Poster
AHIVE: Anatomy-aware Hierarchical Vision Encoding for Interactive Radiology Report Retrieval
Sixing Yan · William K. Cheung · Ivor Tsang · Wan Hang Keith Chiu · Tong Terence · Ka Chun Cheung · Simon See
Arch 4A-E Poster #452
Automatic radiology report generation using deep learning models has been recently explored and found promising. Neural decoders are commonly used for the report generation, where irrelevant and unfaithful contents are unavoidable. The retrieval-based approach alleviates the limitation by identifying reports which are relevant to the input to assist the generation.

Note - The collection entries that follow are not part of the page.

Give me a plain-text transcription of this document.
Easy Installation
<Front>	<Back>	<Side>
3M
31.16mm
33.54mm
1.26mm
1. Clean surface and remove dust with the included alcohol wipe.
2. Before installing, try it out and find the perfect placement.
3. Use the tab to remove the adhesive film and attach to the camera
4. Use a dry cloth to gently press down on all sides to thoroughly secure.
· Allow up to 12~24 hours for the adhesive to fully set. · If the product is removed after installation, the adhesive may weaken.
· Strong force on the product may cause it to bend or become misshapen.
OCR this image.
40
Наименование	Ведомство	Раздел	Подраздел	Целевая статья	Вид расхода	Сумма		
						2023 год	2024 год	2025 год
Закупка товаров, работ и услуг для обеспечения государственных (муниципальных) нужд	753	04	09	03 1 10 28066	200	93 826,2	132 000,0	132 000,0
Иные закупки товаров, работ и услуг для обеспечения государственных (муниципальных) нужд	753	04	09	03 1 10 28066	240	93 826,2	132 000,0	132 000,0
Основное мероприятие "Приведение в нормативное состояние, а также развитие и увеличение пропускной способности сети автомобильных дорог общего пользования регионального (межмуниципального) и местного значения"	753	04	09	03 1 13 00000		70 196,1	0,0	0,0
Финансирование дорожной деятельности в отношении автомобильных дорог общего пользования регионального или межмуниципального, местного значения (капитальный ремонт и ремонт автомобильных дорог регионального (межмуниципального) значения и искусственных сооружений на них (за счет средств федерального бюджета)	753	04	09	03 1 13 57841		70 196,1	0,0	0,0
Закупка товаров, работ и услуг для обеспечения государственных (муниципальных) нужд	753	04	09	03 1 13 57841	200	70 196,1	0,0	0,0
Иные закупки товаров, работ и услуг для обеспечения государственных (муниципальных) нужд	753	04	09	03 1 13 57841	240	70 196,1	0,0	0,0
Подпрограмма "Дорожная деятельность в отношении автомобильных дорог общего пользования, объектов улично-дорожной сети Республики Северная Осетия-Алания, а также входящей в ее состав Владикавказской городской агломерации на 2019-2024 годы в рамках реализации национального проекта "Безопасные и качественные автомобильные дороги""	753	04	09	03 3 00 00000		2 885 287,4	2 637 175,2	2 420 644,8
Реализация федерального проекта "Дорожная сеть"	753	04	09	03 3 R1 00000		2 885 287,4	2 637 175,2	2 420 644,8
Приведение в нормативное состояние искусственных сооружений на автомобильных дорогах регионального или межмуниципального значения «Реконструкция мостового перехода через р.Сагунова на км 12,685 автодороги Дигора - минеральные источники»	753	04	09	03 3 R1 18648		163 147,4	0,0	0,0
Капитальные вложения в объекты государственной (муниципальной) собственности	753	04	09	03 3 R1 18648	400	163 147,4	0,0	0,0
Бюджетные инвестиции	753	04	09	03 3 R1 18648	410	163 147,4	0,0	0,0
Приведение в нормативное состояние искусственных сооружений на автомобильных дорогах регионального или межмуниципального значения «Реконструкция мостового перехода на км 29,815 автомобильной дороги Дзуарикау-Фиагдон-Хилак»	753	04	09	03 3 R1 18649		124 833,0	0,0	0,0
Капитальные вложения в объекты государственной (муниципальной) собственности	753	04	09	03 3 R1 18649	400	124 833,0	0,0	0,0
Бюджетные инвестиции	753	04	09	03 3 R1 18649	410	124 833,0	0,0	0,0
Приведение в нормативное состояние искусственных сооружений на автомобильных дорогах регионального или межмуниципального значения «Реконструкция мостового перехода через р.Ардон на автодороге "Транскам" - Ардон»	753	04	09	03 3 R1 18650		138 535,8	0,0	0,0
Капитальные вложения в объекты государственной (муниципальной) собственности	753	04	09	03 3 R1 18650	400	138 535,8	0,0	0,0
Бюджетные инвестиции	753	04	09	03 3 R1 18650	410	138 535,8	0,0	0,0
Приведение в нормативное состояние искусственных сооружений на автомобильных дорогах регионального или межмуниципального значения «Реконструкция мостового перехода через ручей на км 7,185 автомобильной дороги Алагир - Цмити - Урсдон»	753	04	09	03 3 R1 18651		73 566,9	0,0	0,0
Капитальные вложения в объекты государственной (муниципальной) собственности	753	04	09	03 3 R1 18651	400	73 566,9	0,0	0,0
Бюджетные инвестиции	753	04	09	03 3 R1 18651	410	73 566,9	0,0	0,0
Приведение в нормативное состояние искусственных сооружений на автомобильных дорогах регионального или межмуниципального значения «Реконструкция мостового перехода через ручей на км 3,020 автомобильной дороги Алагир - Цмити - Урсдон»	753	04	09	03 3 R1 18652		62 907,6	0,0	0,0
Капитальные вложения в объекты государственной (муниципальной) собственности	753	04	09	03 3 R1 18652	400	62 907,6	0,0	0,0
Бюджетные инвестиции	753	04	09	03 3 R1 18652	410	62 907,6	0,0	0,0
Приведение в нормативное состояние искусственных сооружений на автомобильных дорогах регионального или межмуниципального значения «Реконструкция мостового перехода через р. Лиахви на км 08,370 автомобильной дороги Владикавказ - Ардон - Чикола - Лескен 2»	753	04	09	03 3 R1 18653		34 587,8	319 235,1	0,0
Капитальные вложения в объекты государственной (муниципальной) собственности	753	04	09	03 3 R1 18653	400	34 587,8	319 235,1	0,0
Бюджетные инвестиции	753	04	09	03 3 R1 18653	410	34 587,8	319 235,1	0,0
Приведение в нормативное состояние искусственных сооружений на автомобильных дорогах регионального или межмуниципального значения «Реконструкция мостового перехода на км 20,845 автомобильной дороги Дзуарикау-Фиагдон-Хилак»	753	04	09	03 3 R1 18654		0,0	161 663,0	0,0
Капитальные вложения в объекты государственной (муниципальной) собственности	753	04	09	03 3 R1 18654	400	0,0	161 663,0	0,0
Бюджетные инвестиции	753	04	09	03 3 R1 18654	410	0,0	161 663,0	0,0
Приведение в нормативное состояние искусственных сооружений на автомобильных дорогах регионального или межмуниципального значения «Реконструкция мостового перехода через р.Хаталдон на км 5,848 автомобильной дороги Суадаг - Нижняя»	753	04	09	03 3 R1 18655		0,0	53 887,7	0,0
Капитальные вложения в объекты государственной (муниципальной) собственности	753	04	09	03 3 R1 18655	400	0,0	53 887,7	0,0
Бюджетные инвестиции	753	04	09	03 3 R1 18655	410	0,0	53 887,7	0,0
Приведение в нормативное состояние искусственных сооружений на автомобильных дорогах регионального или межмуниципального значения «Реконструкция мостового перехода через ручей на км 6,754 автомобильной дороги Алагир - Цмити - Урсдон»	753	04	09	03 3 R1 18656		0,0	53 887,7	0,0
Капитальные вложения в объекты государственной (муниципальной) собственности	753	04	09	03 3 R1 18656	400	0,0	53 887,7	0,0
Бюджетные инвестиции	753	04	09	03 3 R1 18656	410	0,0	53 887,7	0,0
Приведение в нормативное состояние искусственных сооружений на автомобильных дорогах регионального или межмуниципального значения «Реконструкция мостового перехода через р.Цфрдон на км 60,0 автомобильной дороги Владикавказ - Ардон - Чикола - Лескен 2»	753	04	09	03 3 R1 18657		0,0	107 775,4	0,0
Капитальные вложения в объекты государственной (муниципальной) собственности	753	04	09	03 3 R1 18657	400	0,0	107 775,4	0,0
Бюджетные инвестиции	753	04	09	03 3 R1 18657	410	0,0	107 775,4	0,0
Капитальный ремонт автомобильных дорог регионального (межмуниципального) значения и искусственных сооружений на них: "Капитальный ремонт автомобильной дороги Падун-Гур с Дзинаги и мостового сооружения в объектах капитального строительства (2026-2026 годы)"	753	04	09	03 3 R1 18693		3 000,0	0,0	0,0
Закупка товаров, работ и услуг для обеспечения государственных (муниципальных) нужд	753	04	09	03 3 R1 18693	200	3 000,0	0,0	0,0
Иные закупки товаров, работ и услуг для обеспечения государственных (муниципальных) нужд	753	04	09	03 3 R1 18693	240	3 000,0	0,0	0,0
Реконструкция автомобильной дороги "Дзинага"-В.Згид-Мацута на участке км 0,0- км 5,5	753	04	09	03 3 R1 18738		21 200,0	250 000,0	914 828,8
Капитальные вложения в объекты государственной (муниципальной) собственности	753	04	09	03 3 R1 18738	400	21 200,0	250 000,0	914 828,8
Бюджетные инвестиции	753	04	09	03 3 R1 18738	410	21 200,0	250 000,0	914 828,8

To achieve clinically accurate report retrieval, we make reference to clinicians' diagnostic steps of examining a radiology image where anatomical and diagnostic details are typically focused, and propose a novel hierarchical visual concept representation called anatomy-aware hierarchical vision encoding (AHIVE). To learn AHIVE, we first derive a methodology to extract hierarchical diagnostic descriptions from radiology reports and develop a CLIP-based framework for the model training. Also, the hierarchical architecture of AHIVE is designed to support interactive report retrieval so that report revision made at one layer can be propagated to the subsequent ones to trigger other necessary revisions. We conduct extensive experiments and show that AHIVE can outperform the SOTA vision-language retrieval methods in terms of clinical accuracy by a large margin. We provide also a case study to illustrate how it enables interactive report retrieval.